Es ehrt Jule Neigel, daß sie versucht, dieser Entwicklung gegenzusteuern. Aus Jule Neigel & Band wurde die Jule Neigel Band. Und sie wird nicht müde, in Interviews darauf hinzuweisen, daß es nur das Teamwork ist, das die ganze Geschichte zum Laufen bringt: „Die Musik schreiben Andreas, der Gitarrist, und Axel, der Keyboarder. Arrangiert wird es von der ganzen Band. Und ich schreibe die Texte dazu.“
Und tatsächlich: Die einzelnen Musiker werden vielleicht nicht als die führenden Instrumentalisten des 20. Jahrhunderts in die Geschichte eingehen, aber die Mischung innerhalb der Band stimmt. Gerader Beat, satter Baß, ein gefälliger Keyboard-Teppich, gelegentlich ein pfiffiges Gitarrensolo und über allem Jules Röhre, mit der sie ihre Texte verdreht, die Silben überdehnt, die Worte zerbeißt und sie so lange auf den Stimmbändern zergehen läßt, bis kaum mehr etwas übrig bleibt von der deutsch verkündeten Boschaft.
Macht aber nichts. Nach zwei Strophen ist ohnehin klar: Jule Neigel singt Liebeslieder. Ehrlich gemeint, wenn auch gelegentlich eine Spur zu platt. Hier muß Jule noch eine ganze Menge arbeiten, wenngleich ihre vertonten Geschichten immer noch besser als das meiste sind, was uns in deutscher Sprache zu Ohren kommt. Und mögen auch sensible Kritiker die Nase rümpfen: Der Erfolg gibt Jule Neigel, Andreas Schmid (Gitarre), Axel Schwarz (Keyboards), Thomas Ludwig (Schlagzeug) und Frank Schäfer (Baß) recht. Die Debüt-Single „Schatten an der Wand“ verkaufte sich prächtig. Und obwohl die LP und die zweite Single, „Der Rebell“, bereits wieder aus den Charts verschwunden sind: Die Jule Neigel Band bleibt im Gespräch. Und sei es nur, weil sich alte Fans ärgern, daß sich die Fünf für Auftritte in der ZDF-„Hitparade“ hergeben.

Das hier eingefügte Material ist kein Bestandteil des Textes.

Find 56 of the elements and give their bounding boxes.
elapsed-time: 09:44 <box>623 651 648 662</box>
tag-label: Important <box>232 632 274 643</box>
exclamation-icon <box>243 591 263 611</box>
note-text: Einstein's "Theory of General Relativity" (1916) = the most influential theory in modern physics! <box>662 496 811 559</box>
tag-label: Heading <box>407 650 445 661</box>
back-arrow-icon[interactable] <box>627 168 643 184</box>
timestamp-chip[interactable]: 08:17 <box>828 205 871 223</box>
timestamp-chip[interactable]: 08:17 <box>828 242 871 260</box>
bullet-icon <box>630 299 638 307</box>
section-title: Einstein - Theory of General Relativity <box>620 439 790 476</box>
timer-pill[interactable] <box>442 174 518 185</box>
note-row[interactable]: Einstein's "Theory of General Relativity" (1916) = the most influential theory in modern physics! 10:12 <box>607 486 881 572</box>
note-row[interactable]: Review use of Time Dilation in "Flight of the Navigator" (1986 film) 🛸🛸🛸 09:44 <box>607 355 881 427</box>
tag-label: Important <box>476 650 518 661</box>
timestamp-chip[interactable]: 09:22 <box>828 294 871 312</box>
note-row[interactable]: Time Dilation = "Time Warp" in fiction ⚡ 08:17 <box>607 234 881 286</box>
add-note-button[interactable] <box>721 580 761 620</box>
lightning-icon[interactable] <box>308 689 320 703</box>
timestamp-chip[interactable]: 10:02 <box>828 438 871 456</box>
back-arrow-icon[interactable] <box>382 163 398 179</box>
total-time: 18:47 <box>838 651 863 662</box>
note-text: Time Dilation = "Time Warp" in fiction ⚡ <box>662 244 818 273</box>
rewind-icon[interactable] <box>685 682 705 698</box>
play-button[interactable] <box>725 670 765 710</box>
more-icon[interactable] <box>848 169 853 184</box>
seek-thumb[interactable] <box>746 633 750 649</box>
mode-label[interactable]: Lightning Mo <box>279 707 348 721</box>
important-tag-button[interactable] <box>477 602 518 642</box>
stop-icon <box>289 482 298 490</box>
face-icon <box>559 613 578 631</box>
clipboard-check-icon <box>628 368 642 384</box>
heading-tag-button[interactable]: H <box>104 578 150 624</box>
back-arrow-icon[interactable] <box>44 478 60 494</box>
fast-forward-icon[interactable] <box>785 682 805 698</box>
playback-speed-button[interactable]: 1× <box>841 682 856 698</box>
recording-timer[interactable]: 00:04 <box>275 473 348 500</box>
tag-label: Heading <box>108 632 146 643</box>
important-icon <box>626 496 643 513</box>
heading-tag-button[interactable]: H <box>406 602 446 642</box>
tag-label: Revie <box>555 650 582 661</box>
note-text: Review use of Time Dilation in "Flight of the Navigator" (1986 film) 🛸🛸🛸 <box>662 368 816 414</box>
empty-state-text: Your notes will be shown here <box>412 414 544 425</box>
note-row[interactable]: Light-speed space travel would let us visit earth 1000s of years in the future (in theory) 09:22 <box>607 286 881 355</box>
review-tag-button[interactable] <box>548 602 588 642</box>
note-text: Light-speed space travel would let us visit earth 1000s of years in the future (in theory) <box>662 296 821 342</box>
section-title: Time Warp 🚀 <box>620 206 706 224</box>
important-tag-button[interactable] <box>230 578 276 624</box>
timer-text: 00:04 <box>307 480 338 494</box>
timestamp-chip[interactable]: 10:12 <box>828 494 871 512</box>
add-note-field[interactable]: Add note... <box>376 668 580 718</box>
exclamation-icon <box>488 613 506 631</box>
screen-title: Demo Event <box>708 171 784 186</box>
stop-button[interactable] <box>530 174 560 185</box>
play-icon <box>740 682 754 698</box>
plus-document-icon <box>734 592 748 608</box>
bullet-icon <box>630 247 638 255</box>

Jule: „Warum denn nicht? Ich kann doch nicht dauernd darüber schimpfen, die ‚Hitparade‘ sei zu konservativ, und dann ein Engagement in der Sendung ablehen. Wenn da keiner von den Jüngeren hingeht, bleibt die ‚Hitparade‘ für alle Zeiten konservativ – ob sie das will oder nicht.“
Zustimmung bekommt die Jule Neigel Band auch aus einer ganz anderen Ecke: Im ME/SOUNDS-Pop-Poll – siehe Heft 2/89 – rangiert sie direkt hinter den Rainbirds auf Platz zwei in der sparte „Newcomer national“ – Beweis genug, daß die Band auch in der deutschen Rock-Gemeinde viele Freunde gefunden hat.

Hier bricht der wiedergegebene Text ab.